The truth is there are multiple issues linked to the death penalty, but I personally wish to focus here upon the judgment of human beings, and the forgiveness of God. Our Lord Jesus said, “Stop judging!” (Mt 7:1), while St. Paul declared, “Beloved, do not look for revenge but leave room for the wrath; for it is written, ‘Vengeance is mine, I will repay, says the Lord.” (Rom 12:19).

            When we seek to judge someone or something, what we need is a sort of a norm whereby we may judge, and even more, at times it is desirable on our part to take a firm attitude when necessary to certain issues. At the same time however, can we human beings really be able to conceive of such a norm? The first thing we need to realize here, is that we are weak and uncertain creatures.

            What is the true significance of forgiveness as revealed in the Bible? Jesus said to the woman caught in adultery, “Neither do I condemn you. Go [and] from now on do not sin anymore.” (Jn. 8:11). Jesus in this way does not condemn her as guilty, but rather, enables her to begin a new life. This sort of forgiveness is closely related to love. (cf. Col 3:12-14). Forgiveness moreover is a process. In other words, it is usually accompanied by pain, suffering, and conflict.

            The death penalty is directly related to life, and hence, we should not attempt to judge and solve a problem merely by emotion and feeling. Indeed, it is vital on our part to make allowance for the feelings of the bereaved. Yet in Japan, in many cases the death penalty is imposed not in accordance with the law of the nation, but through the free choice of the people responsible in the Ministry of Justice.

            Simultaneously however, on the other hand, we should not view this problem in too naïve a manner. Rather, we need to ponder over it more realistically. For instance, how can we reduce the number of desperate criminals around us? How can we learn true forgiveness? To avoid false accusations, we may need to accept for example, a life imprisonment. At any rate, we need to probe this issue more sincerely and patiently.

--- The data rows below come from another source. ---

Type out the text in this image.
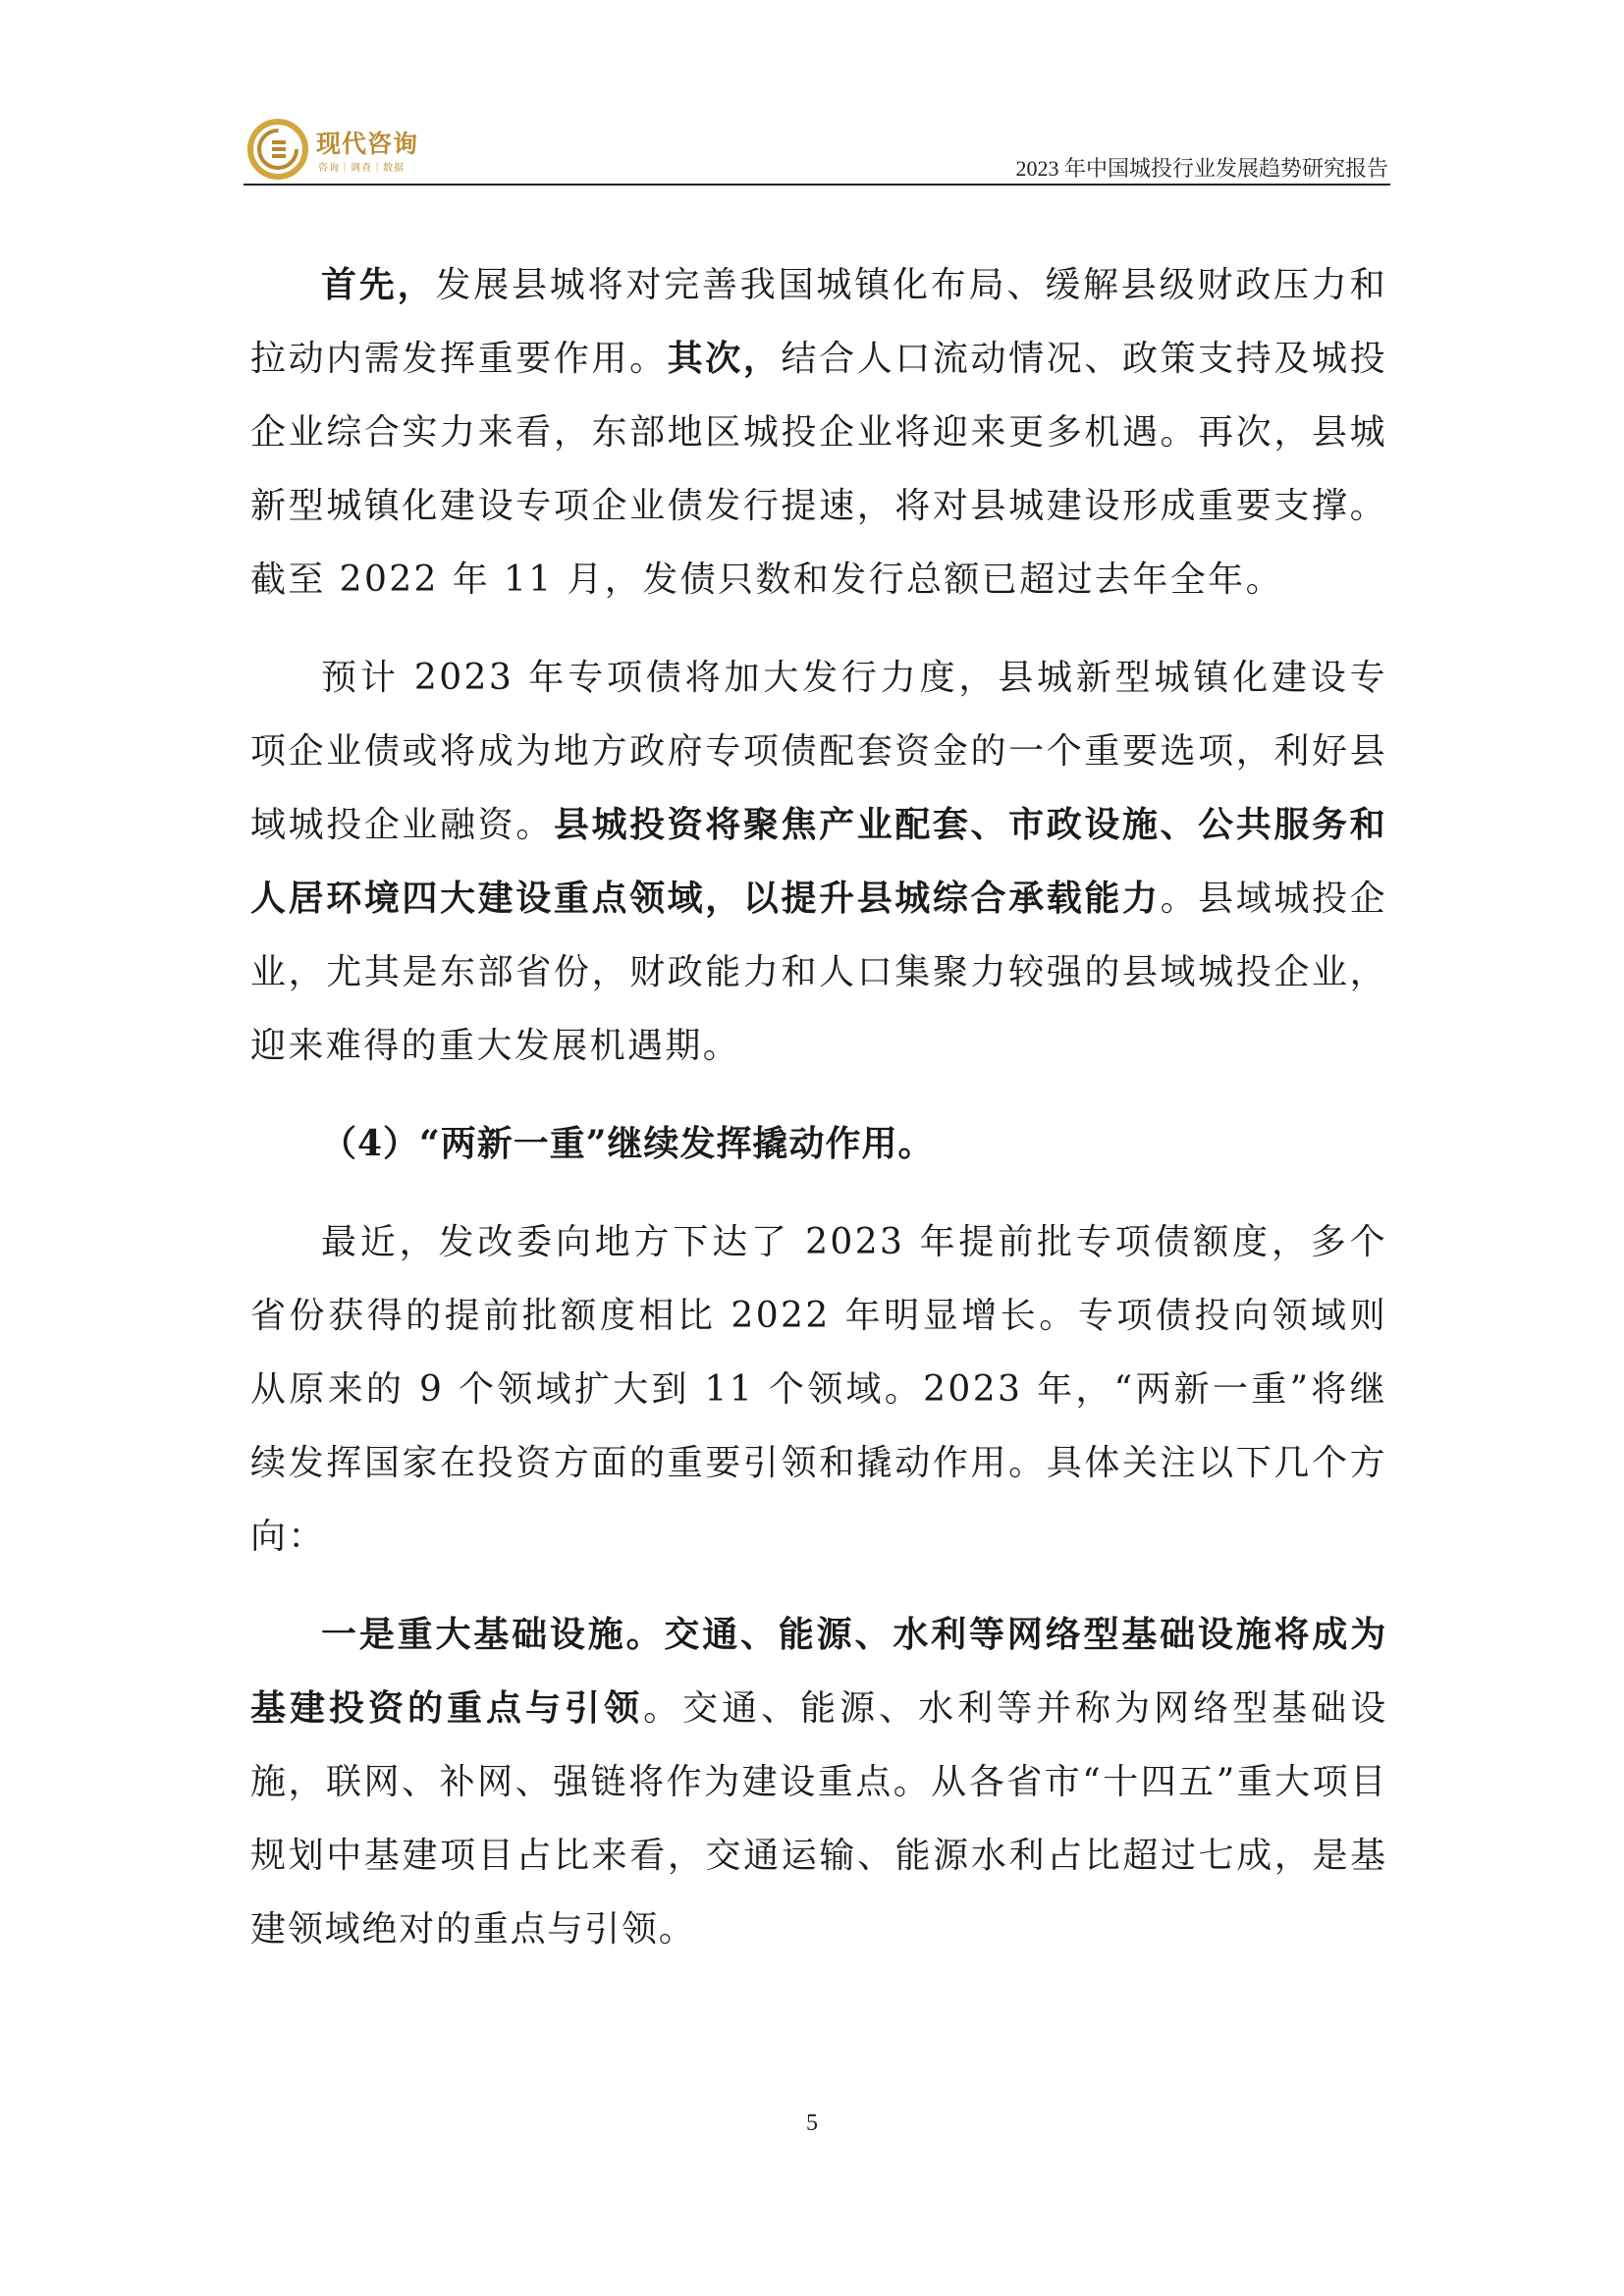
现代咨询
咨询｜调查｜数据	2023 年中国城投行业发展趋势研究报告

首先，发展县城将对完善我国城镇化布局、缓解县级财政压力和拉动内需发挥重要作用。其次，结合人口流动情况、政策支持及城投企业综合实力来看，东部地区城投企业将迎来更多机遇。再次，县城新型城镇化建设专项企业债发行提速，将对县城建设形成重要支撑。截至 2022 年 11 月，发债只数和发行总额已超过去年全年。

预计 2023 年专项债将加大发行力度，县城新型城镇化建设专项企业债或将成为地方政府专项债配套资金的一个重要选项，利好县域城投企业融资。县城投资将聚焦产业配套、市政设施、公共服务和人居环境四大建设重点领域，以提升县城综合承载能力。县域城投企业，尤其是东部省份，财政能力和人口集聚力较强的县域城投企业，迎来难得的重大发展机遇期。

（4）“两新一重”继续发挥撬动作用。

最近，发改委向地方下达了 2023 年提前批专项债额度，多个省份获得的提前批额度相比 2022 年明显增长。专项债投向领域则从原来的 9 个领域扩大到 11 个领域。2023 年，“两新一重”将继续发挥国家在投资方面的重要引领和撬动作用。具体关注以下几个方向：

一是重大基础设施。交通、能源、水利等网络型基础设施将成为基建投资的重点与引领。交通、能源、水利等并称为网络型基础设施，联网、补网、强链将作为建设重点。从各省市“十四五”重大项目规划中基建项目占比来看，交通运输、能源水利占比超过七成，是基建领域绝对的重点与引领。

5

            God does not want life to be lost, whatever the case may be. God is life itself. “As I live—oracle of the Lord God—I swear I take no pleasure in the death of the wicked, but rather that they turn from your evil ways! Why should you die, house of Israel?” (Ez 33:11).


  1. Werner Wolbert's avatar
    Werner Wolbert
    | Permalink
    I do not think that death penalty is a Problem of forgiveness. Otherwise every kind of punishment would contradict the duty to forgive. Death Penalty is to be discussed within the context of the General prohibition of killing. Every exception has to be justified. That means that the burden of proof is on those who plead for death penalty which could only be justified if the public order could not be granted otherwise. This Argument presupposes a relative theory of punishment. Those who plead for capital punishment often hold an absolut (deontological) theory of punishment which, at least prima facie, seems to contradict the duty to forgive.
  2. David DeCosse's avatar
    David DeCosse
    | Permalink
    Thanks so much for this very insightful post, Osamu. I learned much from reading it. I took notice last summer of the executions in Japan and reflected on my time in your beautiful country and the pain around the crimes committed with sarin gas on the subway system and the pain - and more hidden nature -- of these executions. I also appreciate Werner's observation above about forgiveness. But I find myself thinking of the death penalty as obviously a complex moral and legal matter. And so I think of not so much perhaps forgiveness alone as an issue but, even more, the relationship of justice and forgiveness. I think in this sense of a statement of Pope Francis to the effect that the greatest manifestation of justice is divine mercy. Or I think of the Psalmist speaking of the hoped-for time when "mercy and truth shall meet, justice and peace shall kiss." I don't mean by pointing to these things to say, voila, we have the answer to the moral problem of the death penalty. But I do mean that the way we understand justice -- as exclusive of forgiveness or as connected to forgiveness -- can affect how a culture views the death penalty and is also a point of entry for the Catholic community to speak of a more complete understanding of justice.